Monsieur le Président,

Vous allez effectuer un déplacement en Haïti ce 12 mai 2015 et les ONG françaises de solidarité internationale et de développement œuvrant en Haïti depuis de nombreuses années vous remercient de l’intérêt que vous témoignez par votre visite à cette Nation francophone.

Vous aurez certainement à cœur d’apprécier, plus de 5 ans après le séisme majeur qui a fait 230 000 morts et 1,5 million de personnes laissées sans abris, les besoins criants de la reconstruction.

Vous pourrez mesurer la réalité de la reconstruction et des engagements pris par la communauté internationale lors de la conférence internationale des donateurs pour un nouvel avenir en Haïti qui s’est tenue le 31 mars 2010 à New York. Aux côtés des engagements publics français, nous vous invitons à prendre connaissance de ce qui a été entrepris par les collectivités et associations françaises directement, avec l’appui de la coopération française ou celui de la Fondation de France. Vous verrez que beaucoup a été fait mais aussi que ce qui reste à faire est encore bien plus vaste.

Haïti est une Nation courageuse et solidaire traversée par une forte tension « rural / urbain » avec une paysannerie ingénieuse et battante mais qui doit faire face à de multiples contraintes (naturelles, isolement, manque de moyens, climat…) qui entrainent l’accroissement des risques économiques et environnementaux.

Par manque de moyens financiers, l’Etat haïtien est relativement faible, les services publics défaillants, la décentralisation inexistante, la démocratie souvent mise à l’épreuve, la justice et le droit malmenés tous les jours, et l’impunité constitue un frein à un développement au service de tous et de la démocratie. Ces conditions sont peu propices à générer des solutions sur la question de l’intérêt général du plus grand nombre. Dans ce contexte, l’émigration continue d’être une alternative dans les trajectoires et stratégies individuelles. Elle entraîne, cependant, à la vue et au su de tous, des injustices innommables dans la proche région, notamment en République Dominicaine et dans une moindre mesure dans les DOM français de la Caraïbe.

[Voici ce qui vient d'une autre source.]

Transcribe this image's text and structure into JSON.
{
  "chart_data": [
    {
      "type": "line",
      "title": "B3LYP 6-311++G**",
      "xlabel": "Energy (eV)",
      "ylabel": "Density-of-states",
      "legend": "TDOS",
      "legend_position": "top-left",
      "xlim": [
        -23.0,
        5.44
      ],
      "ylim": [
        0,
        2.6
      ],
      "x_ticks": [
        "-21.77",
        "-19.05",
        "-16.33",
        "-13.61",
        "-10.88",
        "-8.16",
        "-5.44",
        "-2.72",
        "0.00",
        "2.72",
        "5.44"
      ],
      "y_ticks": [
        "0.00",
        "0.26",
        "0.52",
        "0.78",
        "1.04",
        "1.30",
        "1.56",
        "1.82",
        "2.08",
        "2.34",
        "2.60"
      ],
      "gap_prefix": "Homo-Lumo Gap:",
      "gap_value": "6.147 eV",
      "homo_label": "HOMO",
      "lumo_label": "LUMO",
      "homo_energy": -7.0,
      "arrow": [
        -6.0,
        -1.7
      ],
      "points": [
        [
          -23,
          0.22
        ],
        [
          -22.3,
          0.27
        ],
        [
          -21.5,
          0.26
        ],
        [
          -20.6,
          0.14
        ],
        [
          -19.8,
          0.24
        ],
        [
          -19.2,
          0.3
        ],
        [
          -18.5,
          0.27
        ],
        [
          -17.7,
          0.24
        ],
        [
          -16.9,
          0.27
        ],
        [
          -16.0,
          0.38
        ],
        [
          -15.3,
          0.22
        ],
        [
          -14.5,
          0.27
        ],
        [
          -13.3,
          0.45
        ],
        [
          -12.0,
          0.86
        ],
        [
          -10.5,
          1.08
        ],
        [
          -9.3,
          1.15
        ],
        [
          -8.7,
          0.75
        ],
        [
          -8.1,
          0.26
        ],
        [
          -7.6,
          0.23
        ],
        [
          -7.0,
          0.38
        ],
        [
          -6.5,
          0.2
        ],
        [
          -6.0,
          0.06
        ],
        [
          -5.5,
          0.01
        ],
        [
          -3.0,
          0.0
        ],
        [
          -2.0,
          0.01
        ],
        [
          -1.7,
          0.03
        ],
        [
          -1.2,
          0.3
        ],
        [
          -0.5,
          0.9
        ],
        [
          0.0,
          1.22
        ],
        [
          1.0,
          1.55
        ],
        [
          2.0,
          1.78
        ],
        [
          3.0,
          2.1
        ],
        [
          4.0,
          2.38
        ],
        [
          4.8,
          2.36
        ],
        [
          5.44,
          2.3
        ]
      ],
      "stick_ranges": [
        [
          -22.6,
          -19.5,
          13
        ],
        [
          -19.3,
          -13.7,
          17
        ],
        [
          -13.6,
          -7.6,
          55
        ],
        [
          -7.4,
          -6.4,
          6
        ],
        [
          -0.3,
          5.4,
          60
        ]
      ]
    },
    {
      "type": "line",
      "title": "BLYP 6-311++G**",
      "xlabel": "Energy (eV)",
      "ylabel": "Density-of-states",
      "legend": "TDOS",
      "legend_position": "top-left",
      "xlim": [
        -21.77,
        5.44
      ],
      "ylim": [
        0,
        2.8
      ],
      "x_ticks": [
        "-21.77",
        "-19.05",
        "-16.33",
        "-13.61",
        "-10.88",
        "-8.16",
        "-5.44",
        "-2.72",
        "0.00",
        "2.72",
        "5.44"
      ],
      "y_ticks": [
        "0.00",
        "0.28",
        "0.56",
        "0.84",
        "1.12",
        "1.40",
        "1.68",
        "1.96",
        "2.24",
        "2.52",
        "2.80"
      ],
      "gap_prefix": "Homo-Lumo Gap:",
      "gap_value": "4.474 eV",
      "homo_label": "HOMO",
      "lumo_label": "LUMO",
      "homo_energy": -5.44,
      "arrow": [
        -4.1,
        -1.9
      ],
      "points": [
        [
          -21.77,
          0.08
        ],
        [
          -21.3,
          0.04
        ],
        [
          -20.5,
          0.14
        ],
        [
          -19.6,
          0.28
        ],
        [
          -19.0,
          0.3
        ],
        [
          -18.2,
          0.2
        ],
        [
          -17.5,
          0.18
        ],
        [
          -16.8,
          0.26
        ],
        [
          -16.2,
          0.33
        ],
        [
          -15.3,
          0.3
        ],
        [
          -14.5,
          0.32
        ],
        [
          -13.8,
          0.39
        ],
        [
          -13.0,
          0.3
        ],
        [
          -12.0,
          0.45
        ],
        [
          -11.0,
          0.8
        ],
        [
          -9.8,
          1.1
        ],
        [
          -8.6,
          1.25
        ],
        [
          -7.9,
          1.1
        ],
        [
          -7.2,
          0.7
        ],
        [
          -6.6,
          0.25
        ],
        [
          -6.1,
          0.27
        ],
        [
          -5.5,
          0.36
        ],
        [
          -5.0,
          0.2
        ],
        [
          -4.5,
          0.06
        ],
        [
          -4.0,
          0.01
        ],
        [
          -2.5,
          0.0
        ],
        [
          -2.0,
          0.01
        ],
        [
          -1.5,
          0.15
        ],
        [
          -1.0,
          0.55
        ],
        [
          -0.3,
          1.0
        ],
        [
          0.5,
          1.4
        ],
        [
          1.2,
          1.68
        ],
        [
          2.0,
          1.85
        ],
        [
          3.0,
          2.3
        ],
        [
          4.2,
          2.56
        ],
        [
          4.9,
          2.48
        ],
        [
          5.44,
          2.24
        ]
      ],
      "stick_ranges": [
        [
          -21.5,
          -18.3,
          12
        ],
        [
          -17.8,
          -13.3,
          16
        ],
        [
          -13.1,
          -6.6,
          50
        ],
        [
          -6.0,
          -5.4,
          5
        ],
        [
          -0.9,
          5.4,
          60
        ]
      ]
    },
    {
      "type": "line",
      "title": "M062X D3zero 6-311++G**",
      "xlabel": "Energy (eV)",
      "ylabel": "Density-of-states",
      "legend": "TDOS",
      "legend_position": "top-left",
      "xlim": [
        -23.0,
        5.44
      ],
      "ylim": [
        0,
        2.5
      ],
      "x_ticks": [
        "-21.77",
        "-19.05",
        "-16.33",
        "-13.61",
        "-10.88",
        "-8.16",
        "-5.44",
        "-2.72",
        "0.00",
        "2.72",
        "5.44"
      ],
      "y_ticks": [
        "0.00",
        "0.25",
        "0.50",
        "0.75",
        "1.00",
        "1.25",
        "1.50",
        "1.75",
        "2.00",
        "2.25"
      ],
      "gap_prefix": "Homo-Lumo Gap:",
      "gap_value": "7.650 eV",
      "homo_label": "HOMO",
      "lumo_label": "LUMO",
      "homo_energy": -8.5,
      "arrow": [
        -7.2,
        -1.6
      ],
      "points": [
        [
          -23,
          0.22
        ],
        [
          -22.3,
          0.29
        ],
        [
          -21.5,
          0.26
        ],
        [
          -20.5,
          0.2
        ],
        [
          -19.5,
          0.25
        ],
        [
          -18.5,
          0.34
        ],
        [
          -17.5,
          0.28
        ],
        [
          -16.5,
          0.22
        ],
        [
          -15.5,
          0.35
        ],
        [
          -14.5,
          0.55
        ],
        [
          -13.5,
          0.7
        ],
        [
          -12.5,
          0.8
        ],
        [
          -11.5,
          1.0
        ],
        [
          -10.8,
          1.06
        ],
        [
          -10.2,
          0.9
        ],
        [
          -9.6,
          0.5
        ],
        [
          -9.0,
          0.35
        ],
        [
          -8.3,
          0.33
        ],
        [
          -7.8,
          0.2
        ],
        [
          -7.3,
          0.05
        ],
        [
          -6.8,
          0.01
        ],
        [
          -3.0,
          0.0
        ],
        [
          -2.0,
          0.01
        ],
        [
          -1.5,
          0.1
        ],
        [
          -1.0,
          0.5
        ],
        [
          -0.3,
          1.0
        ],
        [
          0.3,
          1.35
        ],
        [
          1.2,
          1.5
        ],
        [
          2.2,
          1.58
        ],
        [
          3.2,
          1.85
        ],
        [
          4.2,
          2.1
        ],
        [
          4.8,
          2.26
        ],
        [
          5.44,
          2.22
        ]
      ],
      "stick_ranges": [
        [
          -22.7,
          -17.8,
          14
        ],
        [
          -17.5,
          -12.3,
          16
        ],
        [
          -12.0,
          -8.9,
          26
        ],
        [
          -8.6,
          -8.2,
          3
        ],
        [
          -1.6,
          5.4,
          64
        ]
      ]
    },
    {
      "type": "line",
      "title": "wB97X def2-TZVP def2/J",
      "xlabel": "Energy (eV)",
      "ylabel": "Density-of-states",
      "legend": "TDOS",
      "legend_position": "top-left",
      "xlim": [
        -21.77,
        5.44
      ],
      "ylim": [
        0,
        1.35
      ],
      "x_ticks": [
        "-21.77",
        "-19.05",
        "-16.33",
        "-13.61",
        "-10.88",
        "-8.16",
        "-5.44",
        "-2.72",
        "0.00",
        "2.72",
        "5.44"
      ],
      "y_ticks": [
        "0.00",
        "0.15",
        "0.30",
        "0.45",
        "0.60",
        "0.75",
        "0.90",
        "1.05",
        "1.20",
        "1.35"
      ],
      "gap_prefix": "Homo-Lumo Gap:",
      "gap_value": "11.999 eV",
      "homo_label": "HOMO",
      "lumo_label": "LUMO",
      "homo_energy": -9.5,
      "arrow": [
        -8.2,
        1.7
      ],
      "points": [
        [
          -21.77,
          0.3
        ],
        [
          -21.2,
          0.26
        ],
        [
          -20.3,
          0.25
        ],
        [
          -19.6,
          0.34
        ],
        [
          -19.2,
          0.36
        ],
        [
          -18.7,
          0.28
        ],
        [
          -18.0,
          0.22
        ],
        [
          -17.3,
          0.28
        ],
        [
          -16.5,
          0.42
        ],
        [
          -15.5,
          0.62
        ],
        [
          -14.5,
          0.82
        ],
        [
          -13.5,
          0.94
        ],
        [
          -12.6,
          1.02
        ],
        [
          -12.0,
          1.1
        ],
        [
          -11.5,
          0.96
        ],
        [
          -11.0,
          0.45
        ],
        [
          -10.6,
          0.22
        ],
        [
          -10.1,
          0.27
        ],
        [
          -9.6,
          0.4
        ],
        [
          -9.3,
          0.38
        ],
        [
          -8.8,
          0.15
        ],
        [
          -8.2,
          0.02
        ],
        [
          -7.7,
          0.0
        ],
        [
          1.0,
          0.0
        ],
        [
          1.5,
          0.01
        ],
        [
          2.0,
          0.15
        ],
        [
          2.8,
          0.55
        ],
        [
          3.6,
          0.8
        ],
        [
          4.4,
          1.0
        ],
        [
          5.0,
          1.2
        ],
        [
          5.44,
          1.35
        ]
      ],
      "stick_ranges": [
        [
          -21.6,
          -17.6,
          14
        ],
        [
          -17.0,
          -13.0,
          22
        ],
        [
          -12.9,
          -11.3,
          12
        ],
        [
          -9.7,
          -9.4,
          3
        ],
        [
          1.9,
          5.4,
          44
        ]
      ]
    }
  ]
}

C’est pourquoi, nos associations, ONG françaises de solidarité internationale œuvrant depuis une trentaine d’années en Haïti et membres de l’Espace de Partenariat Franco-Haïtiens, souhaitent attirer votre attention sur les questions suivantes:

  1. Le respect des droits humains dans le pays et à l’extérieur pour les migrants : nous déplorons qu’environ 1 million d’Haïtiens n’ont pas d’état civil, nous réclamons l’application des conventions internationales pour les travailleurs migrants et leurs familles, dans les DOM français et la République Dominicaine.
  2. Le droit à l’éducation pour tous sur lequel nous avons une responsabilité particulière, l’enseignement en français primant sur le créole, le droit à la formation professionnelle étant quasiment inexistant et l’accès à l’université trop élitiste et peu ouvert aux formations technologiques, à la mobilité des jeunes, au droit à l’information et à la liberté d’expression. Nous souhaitons une coopération forte France/Haïti sur les sujets relatifs à l’éducation, à la formation professionnelle et à l’enseignement du français.
  3. Le droit à la souveraineté alimentaire par un soutien à l’agriculture familiale et à l’agro-écologie. Les Accords de partenariat économiques (APE) maintiennent les paysans haïtiens dans un état de dépendance et vont à l’encontre du développement d’une agriculture locale qui permettrait de subvenir aux besoins alimentaires de la population d’une part et de générer des richesses pour le pays d’autre part. Nous vous demandons de plaider en faveur des agricultures des pays du Sud lors des renégociations de ces accords et de favoriser les échanges commerciaux entre les DOM et Haïti au sein de la CARICOM.
  4. L’appui technique aux institutions haïtiennes en vue d’un renforcement des services publics pour la mise en œuvre de la décentralisation et des services publics de base : eau, assainissement, gestion des déchets, reboisement. Nous souhaitons que la France apporte son savoir-faire aux collectivités locales haïtiennes par des échanges de pratiques.
  5. Le devoir d’assistance pour développer les capacités nationales dans la prévention des risques environnementaux (cyclones et séismes), mais surtout ceux dus au changement climatique. Nous souhaitons que la France apporte son soutien à la participation des Haïtiens à la conférence de Paris sur le Climat.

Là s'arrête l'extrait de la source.